The Role of Mitochondria in Liver Ischemia-Reperfusion Injury: From Aspects of Mitochondrial Oxidative Stress, Mitochondrial Fission, Mitochondrial Membrane Permeable Transport Pore Formation, Mitophagy, and Mitochondria-Related Protective Measures

Abstract

Ischemia-reperfusion injury (IRI) has indeed been shown as a main complication of hepatectomy, liver transplantation, trauma, and hypovolemic shock. A large number of studies have confirmed that microvascular and parenchymal damage is mainly caused by reactive oxygen species (ROS), which is considered to be a major risk factor for IRI. Under normal conditions, ROS as a kind of by-product of cellular metabolism can be controlled at normal levels. However, when IRI occurs, mitochondrial oxidative phosphorylation is inhibited. In addition, oxidative respiratory chain damage leads to massive consumption of adenosine triphosphate (ATP) and large amounts of ROS. Additionally, mitochondrial dysfunction is involved in various organs and tissues in IRI. On the one hand, excessive free radicals induce mitochondrial damage, for instance, mitochondrial structure, number, function, and energy metabolism. On the other hand, the disorder of mitochondrial fusion and fission results in further reduction of the number of mitochondria so that it is not enough to clear excessive ROS, and mitochondrial structure changes to form mitochondrial membrane permeable transport pores (mPTPs), which leads to cell necrosis and apoptosis, organ failure, and metabolic dysfunction, increasing morbidity and mortality.
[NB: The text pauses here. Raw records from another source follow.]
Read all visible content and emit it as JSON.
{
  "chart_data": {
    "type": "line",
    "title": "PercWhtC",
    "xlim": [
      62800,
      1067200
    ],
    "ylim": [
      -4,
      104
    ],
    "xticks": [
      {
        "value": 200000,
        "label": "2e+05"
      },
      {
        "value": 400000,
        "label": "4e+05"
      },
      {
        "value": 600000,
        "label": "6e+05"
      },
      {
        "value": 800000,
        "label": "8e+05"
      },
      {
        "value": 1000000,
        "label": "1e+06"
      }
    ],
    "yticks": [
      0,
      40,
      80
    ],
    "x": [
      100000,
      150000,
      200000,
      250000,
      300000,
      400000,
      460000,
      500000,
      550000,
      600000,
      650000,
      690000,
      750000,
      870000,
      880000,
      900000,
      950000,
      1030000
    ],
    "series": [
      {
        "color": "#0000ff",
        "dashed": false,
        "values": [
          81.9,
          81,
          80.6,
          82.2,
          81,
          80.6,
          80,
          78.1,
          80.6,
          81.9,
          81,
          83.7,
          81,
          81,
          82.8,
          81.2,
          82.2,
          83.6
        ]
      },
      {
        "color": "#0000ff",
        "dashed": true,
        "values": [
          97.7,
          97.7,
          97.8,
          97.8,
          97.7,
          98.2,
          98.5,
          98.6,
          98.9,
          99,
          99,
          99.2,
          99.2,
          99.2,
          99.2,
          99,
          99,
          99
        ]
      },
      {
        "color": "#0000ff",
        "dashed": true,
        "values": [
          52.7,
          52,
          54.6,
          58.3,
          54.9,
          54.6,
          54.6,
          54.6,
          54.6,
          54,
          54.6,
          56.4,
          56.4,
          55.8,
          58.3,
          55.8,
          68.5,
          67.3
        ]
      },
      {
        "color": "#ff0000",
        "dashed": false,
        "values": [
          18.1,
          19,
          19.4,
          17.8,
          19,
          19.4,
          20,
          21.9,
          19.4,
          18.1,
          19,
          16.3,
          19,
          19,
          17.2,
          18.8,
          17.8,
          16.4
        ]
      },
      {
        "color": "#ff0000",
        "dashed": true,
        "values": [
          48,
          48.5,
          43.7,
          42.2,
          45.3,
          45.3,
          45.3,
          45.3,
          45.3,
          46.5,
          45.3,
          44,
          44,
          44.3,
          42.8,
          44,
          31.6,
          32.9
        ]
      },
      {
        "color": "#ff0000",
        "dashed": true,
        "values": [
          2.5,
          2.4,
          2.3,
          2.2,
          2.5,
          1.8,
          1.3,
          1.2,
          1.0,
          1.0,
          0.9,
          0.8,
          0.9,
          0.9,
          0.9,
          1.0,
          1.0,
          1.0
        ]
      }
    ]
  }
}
According to the formation mechanism of IRI, various substances have been discovered or synthesized for specific targets and cell signaling pathways to inhibit or slow the damage of liver IRI to the body. Here, based on the development of this field, this review describes the role of mitochondria in liver IRI, from aspects of mitochondrial oxidative stress, mitochondrial fusion and fission, mPTP formation, and corresponding protective measures. Therefore, it may provide references for future clinical treatment and research.

Figure 1

The arrows refer to the role of promotion, and the symbol of “┴” refers to the role of inhibition. Under the action of NADPH, O₂ can produce O₂^•−, which is considered to be one of the most important ROS. On the one hand, O₂^•− can react with super NO to produce ONOO⁻. On the other hand, two molecules of O₂^•− can generate H₂O₂ and one molecule of water under the action of SOD. The H₂O₂ obtains electrons from ferrous ions to generate HO. In addition, hypoxia leads to the accumulation of succinate and its metabolites. A large amount of accumulated succinate is oxidized by complex II and further transmits electrons to complex I and generates a large amount of ROS. Further, ROS passes through HMGB1-TLR1-MyD88-NF-κB signaling pathway stimulates the release of inflammatory factors and induces cell apoptosis.

Figure 2

The arrows refer to the role of promotion, and the symbol of “┴” refers to the role of inhibition. Under normal circumstances, mitochondria contain the four receptors of Drp1 (Mid49, Mid51, Fis1, and Mff). The phosphorylation of Drp1 at Ser-616 causes mitochondrial fission and hepatocyte apoptosis.

Figure 3

The arrows refer to the role of promotion, and the symbol of “┴” refers to the role of inhibition. Na+/H+ antiporter and mitochondrial Ca2+ uptake 1/2 (MICUs), and the P53-CypD signaling pathway is an important regulatory pathway for mPTP formation and calcium overload. Excessive calcium concentration in mitochondria can induce mitochondrial damage and apoptosis.